High-fat breakfast may trump toast and juice
Eating a high-fat breakfast may combat the symptoms of metabolic syndrome, according to researchers from the University of Alabama at Birmingham.
The study, published in the International Journal of Obesity, fed mice two different diets with the same number of calories – one with a high-fat meal after waking, and one with a high-fat meal at the end of the day. The mice who ate a fatty meal at the end of the day had more symptoms of metabolic syndrome – increased weight gain, adiposity and glucose intolerance.
The study’s leading author, Dr Molly Bray, said that fat intake on waking up seems to turn on fat metabolism very efficiently, and also turns on an animal’s ability to respond to different foods later in the day.
By contrast, a carbohydrate meal on waking seemed to turn on only carbohydrate metabolism.
“The first meal you have appears to program your metabolism for the rest of the day,” said study senior author Dr Martin Young.

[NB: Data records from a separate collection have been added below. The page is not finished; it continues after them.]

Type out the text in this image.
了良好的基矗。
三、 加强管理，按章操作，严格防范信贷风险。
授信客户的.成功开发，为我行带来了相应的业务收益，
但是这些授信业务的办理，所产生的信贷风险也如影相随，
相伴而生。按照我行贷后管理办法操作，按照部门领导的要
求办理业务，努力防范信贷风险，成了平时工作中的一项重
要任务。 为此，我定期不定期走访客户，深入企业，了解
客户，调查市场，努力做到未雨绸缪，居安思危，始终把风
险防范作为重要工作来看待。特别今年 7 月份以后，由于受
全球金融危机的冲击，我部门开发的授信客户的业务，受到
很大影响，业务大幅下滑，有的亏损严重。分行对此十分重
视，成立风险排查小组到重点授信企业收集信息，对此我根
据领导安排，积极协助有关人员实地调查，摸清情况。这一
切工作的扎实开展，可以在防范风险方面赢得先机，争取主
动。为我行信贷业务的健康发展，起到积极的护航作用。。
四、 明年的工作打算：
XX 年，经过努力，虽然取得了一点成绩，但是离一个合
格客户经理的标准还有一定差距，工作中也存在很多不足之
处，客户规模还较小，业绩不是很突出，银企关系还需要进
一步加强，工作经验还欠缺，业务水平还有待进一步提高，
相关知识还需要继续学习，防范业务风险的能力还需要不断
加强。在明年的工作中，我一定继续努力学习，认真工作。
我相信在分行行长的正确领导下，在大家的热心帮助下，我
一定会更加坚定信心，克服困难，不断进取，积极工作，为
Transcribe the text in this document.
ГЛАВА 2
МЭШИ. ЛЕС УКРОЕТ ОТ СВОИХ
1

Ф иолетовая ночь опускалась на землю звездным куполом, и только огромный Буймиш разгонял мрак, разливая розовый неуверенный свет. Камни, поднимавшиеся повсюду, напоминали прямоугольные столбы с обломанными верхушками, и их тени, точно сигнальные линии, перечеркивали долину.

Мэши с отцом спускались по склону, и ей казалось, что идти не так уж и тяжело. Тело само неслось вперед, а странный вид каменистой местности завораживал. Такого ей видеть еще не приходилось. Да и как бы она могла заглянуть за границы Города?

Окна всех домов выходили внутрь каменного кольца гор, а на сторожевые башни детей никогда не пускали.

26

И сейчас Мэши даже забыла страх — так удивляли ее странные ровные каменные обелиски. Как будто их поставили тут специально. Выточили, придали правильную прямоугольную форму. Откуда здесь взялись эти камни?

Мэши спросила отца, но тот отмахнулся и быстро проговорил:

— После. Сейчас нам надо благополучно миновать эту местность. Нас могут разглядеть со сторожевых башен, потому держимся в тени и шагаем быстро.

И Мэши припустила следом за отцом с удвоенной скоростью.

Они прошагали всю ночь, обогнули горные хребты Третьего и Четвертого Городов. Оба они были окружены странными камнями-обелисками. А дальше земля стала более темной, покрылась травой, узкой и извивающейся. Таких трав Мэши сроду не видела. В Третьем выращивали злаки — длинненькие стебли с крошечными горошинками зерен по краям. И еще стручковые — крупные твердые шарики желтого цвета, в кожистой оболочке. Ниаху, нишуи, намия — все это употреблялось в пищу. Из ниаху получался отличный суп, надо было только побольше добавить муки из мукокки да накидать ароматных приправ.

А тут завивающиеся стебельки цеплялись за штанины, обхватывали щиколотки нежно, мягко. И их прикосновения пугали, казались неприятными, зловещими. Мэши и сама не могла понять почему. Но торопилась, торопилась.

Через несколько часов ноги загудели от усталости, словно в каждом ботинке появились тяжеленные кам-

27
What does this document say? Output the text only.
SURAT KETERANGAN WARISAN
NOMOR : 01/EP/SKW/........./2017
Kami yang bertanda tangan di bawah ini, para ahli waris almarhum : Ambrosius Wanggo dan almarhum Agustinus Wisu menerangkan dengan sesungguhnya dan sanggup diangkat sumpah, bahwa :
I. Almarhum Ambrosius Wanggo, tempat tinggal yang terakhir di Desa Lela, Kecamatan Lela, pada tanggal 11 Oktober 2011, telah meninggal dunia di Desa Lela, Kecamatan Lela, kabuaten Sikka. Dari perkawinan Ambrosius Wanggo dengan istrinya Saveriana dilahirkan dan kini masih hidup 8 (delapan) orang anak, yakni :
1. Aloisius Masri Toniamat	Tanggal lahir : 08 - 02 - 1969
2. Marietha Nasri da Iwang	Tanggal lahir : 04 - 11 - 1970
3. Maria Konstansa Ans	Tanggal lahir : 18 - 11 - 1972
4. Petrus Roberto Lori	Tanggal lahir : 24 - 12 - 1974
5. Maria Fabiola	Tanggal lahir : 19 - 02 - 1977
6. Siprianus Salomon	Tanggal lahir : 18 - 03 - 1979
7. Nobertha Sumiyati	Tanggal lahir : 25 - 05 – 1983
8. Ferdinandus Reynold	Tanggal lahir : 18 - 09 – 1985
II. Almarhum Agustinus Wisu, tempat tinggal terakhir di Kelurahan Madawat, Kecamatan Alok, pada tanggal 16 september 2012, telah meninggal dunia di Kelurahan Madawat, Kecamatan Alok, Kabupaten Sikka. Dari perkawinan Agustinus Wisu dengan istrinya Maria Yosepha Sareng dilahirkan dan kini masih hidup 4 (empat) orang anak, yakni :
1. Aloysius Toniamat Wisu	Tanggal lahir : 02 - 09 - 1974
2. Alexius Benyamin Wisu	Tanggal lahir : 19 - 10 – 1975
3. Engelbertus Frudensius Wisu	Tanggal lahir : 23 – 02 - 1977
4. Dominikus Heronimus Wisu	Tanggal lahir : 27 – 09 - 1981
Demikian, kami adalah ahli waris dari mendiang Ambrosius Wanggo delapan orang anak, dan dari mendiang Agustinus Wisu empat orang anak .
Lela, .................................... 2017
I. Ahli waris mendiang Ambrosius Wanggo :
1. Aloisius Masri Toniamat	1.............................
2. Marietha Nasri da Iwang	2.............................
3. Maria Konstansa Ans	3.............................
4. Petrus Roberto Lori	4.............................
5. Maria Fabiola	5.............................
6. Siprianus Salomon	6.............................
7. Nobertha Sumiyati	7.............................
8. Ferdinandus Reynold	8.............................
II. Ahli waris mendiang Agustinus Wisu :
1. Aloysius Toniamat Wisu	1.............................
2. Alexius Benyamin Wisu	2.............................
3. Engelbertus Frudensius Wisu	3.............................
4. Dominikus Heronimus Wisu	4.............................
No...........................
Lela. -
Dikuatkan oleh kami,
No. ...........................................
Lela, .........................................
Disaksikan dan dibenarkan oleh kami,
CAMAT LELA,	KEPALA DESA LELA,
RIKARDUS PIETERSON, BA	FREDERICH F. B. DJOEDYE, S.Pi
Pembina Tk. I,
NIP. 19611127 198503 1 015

Metabolic syndrome is a group of risk factors for heart disease and stroke, including abdominal obesity, high blood pressure, high triglycerides, insulin resistance (glucose intolerance), low levels of ‘good’ cholesterol (HDL) and high ‘bad’ cholesterol (LDL). Anyone suffering from three or more of the above symptoms is considered to have metabolic syndrome, greatly increasing risk of heart disease and type 2 diabetes.
According to Nutrition Australia, the exact frequency of metabolic syndrome isn’t known, but is widespread among adult populations in the developed world. A US study from 1994 found 7% of adults in their twenties affected and 43% of 60-69 year olds suffering, and obesity rates have skyrocketed since that time.
Bray and Young said that further research needs to test whether similar observations are made with different types of dietary fats and carbohydrates, and also that the theory needs to be tested in humans to see if the findings are similar.